Proprio ora notavo che un ingegnoso ferma-carte era poggiato sulle mie “intuizioni”. Erano le scarpe di Misia, una delle nostre più fedeli clienti. Come definirla…una solitaria, innamorata clochard dei nostri tempi. Dicevano che stava sempre in giro con Karenin, il suo fedele compagno a quattro zampe. Ma io la vedevo sempre e solo qui, al tavolo, a bere il suo bicchiere di passito. E a mettere in scena il suo quotidiano show. Entrava ondeggiando e urtando i clienti. Una volta toltesi le scarpe, le adagiava così da qualche parte del locale, prima di sedersi, abbracciare Karenin, e cominciare con agitazione a sorseggiare il suo passito.

“Lui è il mio maritino. Ed è così dolce con me che quasi non riesco ad allontanarmene neanche per un attimo. Ogni volta che percorriamo la strada verso questo gazebo insieme, e tagliamo in due la piazza qui di fronte, ci fermiamo giusto il tempo di una sigaretta su di una panchina. È come se ripetessimo il momento più bello della nostra vita infinite volte. E allora vivo. Sì, sento di vivere.”

E a volte davvero mi stupivo di come, vagando con piccoli balzelli per il Flume, raggiungesse il luogo di volta in volta scelto per le sue scarpe. Quella volta, però, cadde rovinosamente su di un uomo seduto al bancone, rovesciando tutte le sue carte e provocandone una reazione a dir poco rabbiosa. Intervenni subito cercando di sedare gli animi, e lasciando che Karenin e Misia scappassero via, ridendo di gusto. L’uomo, imbronciato, continuava a fissare le sue carte sparse per terra, e farfugliando imprecazioni di vario genere, afferrò tutto in fretta e furia e, scuotendo la testa, lasciò anche lui il Flume.

Così, come al solito, rimasi io a riordinare. Iniziai a pulire tutte le tracce di quell’inaspettato ed insolito abbraccio. Fu così che trovai un intruso tra le mie “intuizioni creative”. Era un taccuino di colore giallo sbiadito.
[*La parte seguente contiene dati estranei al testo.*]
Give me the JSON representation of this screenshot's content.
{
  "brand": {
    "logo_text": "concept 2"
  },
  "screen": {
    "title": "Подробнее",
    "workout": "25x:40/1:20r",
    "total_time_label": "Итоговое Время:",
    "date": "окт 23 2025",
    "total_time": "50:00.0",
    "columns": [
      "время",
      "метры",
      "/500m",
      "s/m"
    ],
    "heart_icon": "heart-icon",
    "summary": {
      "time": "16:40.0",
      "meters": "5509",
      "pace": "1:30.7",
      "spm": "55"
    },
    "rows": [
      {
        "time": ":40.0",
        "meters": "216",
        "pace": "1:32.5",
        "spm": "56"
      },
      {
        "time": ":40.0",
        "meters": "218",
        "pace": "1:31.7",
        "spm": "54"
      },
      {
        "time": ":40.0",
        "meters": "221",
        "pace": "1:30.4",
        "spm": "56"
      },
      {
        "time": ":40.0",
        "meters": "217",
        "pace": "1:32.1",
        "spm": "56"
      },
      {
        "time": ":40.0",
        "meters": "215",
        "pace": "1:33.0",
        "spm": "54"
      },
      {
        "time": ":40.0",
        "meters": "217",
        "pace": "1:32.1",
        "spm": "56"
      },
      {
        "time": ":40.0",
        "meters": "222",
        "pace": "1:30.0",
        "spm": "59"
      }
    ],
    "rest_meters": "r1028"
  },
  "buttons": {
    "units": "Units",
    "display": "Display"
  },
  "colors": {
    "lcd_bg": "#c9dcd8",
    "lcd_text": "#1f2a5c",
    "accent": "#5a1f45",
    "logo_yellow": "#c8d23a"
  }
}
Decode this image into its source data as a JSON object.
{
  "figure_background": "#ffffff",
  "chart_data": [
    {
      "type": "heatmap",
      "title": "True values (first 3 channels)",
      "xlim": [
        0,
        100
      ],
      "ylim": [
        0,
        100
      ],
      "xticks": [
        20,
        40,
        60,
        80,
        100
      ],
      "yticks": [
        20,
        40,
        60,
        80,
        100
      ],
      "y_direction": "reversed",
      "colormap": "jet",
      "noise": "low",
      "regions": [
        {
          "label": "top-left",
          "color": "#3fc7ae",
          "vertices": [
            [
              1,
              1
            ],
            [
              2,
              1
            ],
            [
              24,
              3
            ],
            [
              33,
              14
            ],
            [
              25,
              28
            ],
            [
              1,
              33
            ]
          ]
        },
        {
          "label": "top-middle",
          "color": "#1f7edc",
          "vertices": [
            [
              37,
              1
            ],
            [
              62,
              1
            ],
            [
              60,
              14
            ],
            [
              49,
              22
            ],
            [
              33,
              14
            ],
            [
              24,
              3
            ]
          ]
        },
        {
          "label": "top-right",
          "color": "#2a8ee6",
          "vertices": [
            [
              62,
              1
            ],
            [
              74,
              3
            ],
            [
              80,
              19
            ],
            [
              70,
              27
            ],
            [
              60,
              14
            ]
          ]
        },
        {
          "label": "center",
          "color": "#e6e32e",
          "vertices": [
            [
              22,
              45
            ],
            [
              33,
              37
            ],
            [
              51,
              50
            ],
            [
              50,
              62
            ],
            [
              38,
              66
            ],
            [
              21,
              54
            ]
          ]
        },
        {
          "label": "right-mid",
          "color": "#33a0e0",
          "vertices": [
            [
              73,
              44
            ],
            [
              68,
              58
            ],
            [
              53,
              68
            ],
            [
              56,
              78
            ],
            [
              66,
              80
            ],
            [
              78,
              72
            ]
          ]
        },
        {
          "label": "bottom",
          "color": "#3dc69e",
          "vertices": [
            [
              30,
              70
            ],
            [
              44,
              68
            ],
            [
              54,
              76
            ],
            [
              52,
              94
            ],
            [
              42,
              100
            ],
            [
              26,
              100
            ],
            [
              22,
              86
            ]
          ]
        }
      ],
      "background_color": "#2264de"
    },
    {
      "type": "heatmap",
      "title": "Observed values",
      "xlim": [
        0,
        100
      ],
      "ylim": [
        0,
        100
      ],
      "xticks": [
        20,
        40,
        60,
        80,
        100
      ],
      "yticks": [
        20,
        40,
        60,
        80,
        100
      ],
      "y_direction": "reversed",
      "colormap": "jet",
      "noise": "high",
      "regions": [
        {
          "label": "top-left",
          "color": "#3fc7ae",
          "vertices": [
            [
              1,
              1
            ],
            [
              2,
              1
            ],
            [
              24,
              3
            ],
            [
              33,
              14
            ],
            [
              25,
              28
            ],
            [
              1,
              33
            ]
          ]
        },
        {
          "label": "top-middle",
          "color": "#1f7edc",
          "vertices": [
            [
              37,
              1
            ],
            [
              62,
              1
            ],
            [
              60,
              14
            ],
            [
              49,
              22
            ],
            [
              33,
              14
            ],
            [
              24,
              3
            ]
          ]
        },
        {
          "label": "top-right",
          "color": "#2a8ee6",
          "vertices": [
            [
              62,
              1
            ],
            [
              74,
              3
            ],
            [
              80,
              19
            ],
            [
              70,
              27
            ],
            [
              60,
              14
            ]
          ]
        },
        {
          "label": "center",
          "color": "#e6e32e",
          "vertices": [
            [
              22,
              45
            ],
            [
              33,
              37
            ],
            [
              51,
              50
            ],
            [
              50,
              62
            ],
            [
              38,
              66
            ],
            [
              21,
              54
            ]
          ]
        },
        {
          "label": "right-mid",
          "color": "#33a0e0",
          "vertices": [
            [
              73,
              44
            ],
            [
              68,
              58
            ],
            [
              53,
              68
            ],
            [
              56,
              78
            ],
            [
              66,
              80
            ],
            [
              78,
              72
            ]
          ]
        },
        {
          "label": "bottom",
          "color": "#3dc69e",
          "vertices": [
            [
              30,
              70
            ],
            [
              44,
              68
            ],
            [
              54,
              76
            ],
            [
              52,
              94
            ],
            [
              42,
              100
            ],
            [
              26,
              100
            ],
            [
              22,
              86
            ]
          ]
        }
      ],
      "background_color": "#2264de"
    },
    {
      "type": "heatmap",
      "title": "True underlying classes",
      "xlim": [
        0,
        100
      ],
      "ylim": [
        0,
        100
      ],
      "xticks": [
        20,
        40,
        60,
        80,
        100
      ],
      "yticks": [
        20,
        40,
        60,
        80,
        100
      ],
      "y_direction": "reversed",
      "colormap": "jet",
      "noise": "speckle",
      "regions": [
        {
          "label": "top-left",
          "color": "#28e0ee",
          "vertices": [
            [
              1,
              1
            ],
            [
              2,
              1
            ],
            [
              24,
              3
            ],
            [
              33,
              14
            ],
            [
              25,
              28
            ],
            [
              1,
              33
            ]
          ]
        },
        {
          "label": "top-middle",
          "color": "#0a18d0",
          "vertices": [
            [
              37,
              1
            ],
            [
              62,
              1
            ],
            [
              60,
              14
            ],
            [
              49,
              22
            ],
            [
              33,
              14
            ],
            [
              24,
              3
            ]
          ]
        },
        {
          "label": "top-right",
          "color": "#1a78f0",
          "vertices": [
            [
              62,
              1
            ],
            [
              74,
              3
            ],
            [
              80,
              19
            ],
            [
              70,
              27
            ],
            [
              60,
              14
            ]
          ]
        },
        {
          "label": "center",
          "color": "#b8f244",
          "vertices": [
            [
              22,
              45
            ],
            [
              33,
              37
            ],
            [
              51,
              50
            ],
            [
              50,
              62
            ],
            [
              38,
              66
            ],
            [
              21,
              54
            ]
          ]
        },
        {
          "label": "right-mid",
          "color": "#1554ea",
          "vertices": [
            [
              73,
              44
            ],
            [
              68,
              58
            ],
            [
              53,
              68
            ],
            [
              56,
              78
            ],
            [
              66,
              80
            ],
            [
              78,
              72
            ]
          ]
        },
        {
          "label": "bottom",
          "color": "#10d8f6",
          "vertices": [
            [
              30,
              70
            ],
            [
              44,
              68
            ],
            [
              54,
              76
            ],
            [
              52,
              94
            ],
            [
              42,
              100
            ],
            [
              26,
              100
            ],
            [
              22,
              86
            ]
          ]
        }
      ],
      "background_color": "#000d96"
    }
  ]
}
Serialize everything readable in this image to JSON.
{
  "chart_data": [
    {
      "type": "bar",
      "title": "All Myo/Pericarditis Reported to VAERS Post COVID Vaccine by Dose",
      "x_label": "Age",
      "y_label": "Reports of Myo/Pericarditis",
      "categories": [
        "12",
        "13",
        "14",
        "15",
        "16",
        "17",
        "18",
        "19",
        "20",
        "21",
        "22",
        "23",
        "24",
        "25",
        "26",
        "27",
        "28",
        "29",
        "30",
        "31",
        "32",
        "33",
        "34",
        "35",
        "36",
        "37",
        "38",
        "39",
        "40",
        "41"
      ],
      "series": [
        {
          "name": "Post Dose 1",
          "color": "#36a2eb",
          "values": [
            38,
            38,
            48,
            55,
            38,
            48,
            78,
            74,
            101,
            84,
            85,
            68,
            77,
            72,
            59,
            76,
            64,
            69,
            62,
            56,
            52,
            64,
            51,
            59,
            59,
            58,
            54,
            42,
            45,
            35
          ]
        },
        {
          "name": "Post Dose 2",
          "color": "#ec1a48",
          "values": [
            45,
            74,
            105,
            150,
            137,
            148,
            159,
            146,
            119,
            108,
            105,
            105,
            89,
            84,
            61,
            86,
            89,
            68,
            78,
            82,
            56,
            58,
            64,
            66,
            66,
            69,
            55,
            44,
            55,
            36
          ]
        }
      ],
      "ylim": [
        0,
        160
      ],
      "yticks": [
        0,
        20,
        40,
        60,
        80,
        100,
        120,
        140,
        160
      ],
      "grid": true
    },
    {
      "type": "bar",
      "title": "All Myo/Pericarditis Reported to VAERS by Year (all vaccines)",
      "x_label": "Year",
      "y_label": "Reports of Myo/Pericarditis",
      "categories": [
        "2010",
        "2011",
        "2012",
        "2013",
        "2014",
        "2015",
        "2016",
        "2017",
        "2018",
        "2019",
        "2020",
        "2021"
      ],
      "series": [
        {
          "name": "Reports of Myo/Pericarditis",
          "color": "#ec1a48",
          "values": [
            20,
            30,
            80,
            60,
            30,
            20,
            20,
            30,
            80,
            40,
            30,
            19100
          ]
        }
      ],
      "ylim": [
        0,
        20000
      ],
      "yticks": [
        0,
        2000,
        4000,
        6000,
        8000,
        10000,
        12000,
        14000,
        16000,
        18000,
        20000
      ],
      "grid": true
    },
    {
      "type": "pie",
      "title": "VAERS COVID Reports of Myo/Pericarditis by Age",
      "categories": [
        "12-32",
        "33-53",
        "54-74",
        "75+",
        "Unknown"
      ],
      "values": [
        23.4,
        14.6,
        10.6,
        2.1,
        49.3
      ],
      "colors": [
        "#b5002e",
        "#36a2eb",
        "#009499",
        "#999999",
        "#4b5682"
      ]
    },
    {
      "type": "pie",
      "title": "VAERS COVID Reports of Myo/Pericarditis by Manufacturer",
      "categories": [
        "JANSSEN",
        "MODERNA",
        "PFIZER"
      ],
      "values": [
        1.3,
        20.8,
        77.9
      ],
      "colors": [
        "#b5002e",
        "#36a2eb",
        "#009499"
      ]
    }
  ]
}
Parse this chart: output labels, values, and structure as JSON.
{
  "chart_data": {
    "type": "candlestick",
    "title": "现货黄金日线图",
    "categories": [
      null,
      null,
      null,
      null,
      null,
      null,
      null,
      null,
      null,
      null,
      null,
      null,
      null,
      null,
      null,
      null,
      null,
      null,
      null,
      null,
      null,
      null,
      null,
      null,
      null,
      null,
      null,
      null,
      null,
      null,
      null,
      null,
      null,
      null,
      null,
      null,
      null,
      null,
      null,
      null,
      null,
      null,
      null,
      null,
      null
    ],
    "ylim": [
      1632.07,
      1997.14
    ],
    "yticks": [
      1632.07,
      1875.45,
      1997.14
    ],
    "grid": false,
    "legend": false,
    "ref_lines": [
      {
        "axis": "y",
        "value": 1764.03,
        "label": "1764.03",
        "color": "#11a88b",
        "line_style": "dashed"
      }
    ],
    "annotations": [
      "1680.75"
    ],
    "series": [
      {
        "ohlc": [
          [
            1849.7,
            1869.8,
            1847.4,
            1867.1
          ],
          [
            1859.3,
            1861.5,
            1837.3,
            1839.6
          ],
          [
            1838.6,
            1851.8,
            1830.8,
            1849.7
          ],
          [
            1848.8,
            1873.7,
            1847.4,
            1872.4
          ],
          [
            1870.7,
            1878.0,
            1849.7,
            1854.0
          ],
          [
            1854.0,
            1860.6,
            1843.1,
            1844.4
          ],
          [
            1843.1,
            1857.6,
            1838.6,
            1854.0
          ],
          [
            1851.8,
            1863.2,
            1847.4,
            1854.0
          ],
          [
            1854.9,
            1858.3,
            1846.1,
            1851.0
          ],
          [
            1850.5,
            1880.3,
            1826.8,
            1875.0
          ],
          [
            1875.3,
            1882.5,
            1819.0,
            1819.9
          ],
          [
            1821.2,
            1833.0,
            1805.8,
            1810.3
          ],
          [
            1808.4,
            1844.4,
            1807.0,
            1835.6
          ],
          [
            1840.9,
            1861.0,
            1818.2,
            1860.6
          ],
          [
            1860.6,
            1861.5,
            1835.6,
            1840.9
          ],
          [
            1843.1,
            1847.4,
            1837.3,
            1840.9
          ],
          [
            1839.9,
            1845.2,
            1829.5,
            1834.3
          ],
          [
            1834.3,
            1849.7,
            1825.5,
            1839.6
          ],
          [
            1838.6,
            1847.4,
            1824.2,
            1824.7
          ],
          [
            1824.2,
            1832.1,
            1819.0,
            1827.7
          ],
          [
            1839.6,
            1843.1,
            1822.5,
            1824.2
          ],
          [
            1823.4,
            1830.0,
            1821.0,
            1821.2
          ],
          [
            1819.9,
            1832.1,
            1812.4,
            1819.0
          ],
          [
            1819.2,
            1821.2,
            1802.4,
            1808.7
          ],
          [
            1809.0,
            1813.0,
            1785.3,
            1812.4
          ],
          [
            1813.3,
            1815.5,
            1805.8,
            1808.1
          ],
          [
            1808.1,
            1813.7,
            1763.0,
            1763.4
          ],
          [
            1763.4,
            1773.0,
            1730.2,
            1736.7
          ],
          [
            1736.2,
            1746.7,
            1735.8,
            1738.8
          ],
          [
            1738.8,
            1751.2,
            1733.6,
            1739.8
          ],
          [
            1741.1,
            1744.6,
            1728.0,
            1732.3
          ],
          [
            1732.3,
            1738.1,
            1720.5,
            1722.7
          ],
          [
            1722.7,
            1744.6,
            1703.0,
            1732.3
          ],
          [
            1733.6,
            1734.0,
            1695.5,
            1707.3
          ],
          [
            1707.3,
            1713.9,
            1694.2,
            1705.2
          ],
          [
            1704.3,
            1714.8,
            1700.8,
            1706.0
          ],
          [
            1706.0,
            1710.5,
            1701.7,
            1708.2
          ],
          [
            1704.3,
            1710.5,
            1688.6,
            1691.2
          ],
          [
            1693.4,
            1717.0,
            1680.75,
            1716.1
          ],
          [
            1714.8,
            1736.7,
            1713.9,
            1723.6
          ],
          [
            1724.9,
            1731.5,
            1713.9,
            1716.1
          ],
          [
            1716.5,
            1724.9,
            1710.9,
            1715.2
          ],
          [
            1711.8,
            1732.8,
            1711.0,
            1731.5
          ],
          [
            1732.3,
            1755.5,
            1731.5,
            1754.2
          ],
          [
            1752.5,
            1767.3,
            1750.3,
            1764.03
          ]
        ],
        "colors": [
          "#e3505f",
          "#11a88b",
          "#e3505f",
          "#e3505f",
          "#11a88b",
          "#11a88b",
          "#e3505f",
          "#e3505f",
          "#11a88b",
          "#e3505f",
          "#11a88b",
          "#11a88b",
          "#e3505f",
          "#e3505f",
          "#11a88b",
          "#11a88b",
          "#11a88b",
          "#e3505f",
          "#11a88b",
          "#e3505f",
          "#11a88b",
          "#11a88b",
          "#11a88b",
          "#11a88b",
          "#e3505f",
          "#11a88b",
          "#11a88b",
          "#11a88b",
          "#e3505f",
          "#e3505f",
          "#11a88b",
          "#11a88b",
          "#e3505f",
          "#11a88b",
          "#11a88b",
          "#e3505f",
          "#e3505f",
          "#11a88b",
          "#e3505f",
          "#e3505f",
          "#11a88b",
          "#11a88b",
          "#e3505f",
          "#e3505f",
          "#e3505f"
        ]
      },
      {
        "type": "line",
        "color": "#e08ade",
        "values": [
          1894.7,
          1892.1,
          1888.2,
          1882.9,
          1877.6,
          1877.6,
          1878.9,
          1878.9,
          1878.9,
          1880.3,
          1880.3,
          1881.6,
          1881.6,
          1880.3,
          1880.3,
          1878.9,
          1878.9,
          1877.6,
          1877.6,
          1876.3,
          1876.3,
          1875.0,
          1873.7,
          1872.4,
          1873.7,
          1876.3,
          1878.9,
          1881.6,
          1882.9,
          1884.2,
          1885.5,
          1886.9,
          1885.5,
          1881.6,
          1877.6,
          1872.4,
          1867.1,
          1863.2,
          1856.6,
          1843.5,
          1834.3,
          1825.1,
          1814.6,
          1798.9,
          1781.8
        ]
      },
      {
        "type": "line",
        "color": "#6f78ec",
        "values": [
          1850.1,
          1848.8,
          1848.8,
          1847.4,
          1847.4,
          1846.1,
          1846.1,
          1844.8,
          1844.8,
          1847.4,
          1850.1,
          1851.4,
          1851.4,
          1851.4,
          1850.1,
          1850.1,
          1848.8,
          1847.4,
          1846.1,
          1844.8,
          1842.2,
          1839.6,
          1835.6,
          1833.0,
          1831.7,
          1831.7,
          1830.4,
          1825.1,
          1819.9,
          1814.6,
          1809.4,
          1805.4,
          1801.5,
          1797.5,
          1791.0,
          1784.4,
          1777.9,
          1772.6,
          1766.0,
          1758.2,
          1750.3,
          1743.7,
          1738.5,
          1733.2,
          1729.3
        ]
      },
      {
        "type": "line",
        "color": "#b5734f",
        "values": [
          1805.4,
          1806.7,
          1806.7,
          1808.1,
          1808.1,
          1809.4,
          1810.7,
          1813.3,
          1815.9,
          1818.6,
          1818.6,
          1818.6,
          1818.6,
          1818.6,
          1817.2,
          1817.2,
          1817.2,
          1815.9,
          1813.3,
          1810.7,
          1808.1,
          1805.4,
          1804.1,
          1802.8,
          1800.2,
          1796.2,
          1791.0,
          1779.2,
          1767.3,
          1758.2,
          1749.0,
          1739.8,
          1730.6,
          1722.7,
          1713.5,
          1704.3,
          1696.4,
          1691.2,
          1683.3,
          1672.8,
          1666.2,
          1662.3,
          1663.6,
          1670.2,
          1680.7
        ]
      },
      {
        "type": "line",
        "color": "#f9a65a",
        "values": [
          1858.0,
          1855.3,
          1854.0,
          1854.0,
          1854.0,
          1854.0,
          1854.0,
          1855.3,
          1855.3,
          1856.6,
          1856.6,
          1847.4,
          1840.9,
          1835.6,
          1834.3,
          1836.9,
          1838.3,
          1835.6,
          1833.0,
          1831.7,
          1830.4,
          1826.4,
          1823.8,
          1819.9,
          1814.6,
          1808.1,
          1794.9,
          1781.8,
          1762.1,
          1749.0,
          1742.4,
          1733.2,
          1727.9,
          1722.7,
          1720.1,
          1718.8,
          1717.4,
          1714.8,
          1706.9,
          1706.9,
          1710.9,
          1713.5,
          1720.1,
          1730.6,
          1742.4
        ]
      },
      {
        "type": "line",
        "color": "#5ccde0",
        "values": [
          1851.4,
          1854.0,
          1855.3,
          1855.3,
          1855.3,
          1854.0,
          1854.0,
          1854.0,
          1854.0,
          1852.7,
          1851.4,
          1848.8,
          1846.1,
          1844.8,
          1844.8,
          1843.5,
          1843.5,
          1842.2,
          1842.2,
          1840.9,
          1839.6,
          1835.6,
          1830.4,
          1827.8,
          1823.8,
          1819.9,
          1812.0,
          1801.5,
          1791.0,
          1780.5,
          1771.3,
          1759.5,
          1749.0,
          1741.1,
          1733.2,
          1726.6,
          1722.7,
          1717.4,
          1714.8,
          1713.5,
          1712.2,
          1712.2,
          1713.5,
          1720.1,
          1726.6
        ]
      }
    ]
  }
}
Incuriosito, lo sfogliai, trovando una poesia scritta a matita.

I tuoi occhi neri
Mi fissavano
Di un annebbiato vuoto
e vagando riempivano i fondi della mia esistenza
Cantavano una melodia
Triste cantilena di abbandono
No non posso no non posso essere tua

Le tue gambe si attorcigliano a me
Quando mi gridi ancora una volta
Con i tuoi sospiri
No non posso, non è il tempo
E io abbasso lo sguardo
Non riesco più a vederti dentro
A convincerti delle nostre possibilità
A condividere la corsa verso la nostra chimera
Ti congedi da me
Mi auguri il meglio
E vai
Via
Spero da nessuna parte
Non riesco a volerti bene
Non ci riesco più
Spero che tu cada
Da qualche parte
E in silenzio al buio
Capisca
Cosa ho visto
In quegli occhi
Scuri
Di un buio ed accecante vuoto
D’improvviso

Decisi di conservare quella preziosa dote sotto le mie carte e, mentre aprivo una nuova bottiglia di vino rosso, pensai al momento in cui sarebbe tornato a riprendere il taccuino e a come sfruttare al meglio quei pochi attimi di conversazione che avrei avuto a disposizione. Prima di tornare fuori, di là, al gazebo, mi fermai per un po’ col mio vassoio di fronte alle foto appese alle pareti. E pensai. Pensai che per me questo posto rappresenta qualcosa d’importante. Specchiarmi nelle milioni di foto appese ai muri. Come a dire, “qualcosa che ti rappresenta ci sarà!”. Tutta ‘sta gente al muro ha detto qualcosa, pensa a cosa hai da dire, e vai. Dilla anche tu. Fuori da questo gazebo però.